OK. This was not the exact backtrace. Its similar, but not exactly same. Probably a different issue - will create a tracker for this.
The issue seems to be triggered with concurrent lookup and unlink. MDCache::path_traverse() uses CDentry::get_projected_linkage() and fills up mdr->dn0 will the dentry. However, Server::set_trace_dist() might not use the projected linkage depending on the client and the lock state. Normally, if a lookup happens after the unlink operation finishes, the CDentry linkage is not in projected state (Server::_unlink_local_finish()), however, a lookup can creep in with early_reply (before Server::_unlink_local_finish()) gets invoked. This can lead to MDCache::path_traverse() using projected linkage and Server::set_trace_dist() use the durable linkage.
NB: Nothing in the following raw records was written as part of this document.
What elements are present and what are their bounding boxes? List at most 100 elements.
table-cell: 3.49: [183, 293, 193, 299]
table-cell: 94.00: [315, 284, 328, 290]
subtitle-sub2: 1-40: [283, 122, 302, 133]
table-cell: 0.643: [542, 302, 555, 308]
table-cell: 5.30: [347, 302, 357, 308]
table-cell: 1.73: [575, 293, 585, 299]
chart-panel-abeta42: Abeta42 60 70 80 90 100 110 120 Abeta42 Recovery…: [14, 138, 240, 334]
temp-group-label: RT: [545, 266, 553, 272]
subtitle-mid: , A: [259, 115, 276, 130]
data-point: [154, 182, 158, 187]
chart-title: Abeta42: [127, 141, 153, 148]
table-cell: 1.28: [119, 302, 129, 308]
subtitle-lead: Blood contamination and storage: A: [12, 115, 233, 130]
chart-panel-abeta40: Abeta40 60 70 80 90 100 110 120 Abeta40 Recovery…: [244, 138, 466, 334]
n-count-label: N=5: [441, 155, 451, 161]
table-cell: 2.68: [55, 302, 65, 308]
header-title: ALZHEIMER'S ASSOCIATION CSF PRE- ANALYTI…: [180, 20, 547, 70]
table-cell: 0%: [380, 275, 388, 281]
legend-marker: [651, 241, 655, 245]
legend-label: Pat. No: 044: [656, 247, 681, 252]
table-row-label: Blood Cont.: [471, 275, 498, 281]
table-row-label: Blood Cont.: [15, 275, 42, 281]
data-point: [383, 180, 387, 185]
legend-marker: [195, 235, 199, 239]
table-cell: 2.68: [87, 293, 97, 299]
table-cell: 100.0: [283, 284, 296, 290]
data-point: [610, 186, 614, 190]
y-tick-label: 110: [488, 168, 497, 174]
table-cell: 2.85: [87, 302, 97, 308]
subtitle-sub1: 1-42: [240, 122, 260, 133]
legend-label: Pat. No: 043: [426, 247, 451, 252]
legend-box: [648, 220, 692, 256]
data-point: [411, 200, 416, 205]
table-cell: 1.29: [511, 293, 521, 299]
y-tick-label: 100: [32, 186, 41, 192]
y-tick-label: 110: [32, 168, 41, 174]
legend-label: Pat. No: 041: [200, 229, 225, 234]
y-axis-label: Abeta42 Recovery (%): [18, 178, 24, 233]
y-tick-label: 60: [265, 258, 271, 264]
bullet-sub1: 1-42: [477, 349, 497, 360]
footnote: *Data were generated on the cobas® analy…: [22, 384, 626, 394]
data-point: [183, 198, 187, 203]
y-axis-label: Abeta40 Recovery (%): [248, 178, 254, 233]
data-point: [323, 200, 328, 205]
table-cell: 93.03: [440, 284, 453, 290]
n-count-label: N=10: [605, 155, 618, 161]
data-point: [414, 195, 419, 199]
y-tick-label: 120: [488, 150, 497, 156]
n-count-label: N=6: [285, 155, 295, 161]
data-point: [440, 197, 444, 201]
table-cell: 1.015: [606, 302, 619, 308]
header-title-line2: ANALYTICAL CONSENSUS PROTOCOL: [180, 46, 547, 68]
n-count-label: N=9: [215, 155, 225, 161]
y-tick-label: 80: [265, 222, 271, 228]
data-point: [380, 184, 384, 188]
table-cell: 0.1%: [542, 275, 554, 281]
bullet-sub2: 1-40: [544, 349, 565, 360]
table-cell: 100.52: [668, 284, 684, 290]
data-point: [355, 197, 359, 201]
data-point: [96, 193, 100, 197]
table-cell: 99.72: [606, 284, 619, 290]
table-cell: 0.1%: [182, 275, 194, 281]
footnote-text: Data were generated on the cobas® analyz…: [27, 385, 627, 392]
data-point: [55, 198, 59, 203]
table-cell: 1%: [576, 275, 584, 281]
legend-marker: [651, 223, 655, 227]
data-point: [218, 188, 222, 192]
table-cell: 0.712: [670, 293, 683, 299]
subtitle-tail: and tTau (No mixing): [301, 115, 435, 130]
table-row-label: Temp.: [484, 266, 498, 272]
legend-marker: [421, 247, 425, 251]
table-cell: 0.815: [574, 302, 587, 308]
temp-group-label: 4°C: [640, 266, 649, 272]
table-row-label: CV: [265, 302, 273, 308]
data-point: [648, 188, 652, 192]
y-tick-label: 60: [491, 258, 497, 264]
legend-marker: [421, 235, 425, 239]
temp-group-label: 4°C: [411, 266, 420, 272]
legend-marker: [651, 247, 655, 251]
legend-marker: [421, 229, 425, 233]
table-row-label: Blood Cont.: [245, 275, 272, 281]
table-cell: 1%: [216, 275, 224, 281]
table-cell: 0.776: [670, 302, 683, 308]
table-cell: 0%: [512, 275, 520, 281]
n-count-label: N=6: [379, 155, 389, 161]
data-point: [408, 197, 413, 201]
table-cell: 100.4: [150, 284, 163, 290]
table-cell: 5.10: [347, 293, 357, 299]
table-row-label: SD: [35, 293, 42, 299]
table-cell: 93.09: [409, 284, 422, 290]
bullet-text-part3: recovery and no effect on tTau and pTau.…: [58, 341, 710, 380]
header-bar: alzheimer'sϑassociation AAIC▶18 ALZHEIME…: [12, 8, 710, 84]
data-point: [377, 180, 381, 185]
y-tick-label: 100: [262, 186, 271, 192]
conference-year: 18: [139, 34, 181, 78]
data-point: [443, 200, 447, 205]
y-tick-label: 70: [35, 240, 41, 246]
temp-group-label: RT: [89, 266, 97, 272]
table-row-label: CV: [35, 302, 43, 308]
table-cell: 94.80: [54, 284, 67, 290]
#7 Updated by Venky Shankar over 1 year ago
- Status changed from Triaged to Fix Under Review
- Pull request ID set to 46210
#8 Updated by Venky Shankar about 1 year ago
- Status changed from Fix Under Review to Pending Backport
- Component(FS) MDS added
- Labels (FS) crash added
#9 Updated by Backport Bot about 1 year ago
- Copied to Backport #55932: pacific: crash: void Server::set_trace_dist(ceph::ref_t<MClientReply>&, CInode*, CDentry*, MDRequestRef&): assert(dnl->get_inode() == in) added
#10 Updated by Backport Bot about 1 year ago
- Copied to Backport #55933: quincy: crash: void Server::set_trace_dist(ceph::ref_t<MClientReply>&, CInode*, CDentry*, MDRequestRef&): assert(dnl->get_inode() == in) added
#11 Updated by Backport Bot about 1 year ago
- Tags set to backport_processed
#12 Updated by Venky Shankar 12 months ago
- Status changed from Pending Backport to Resolved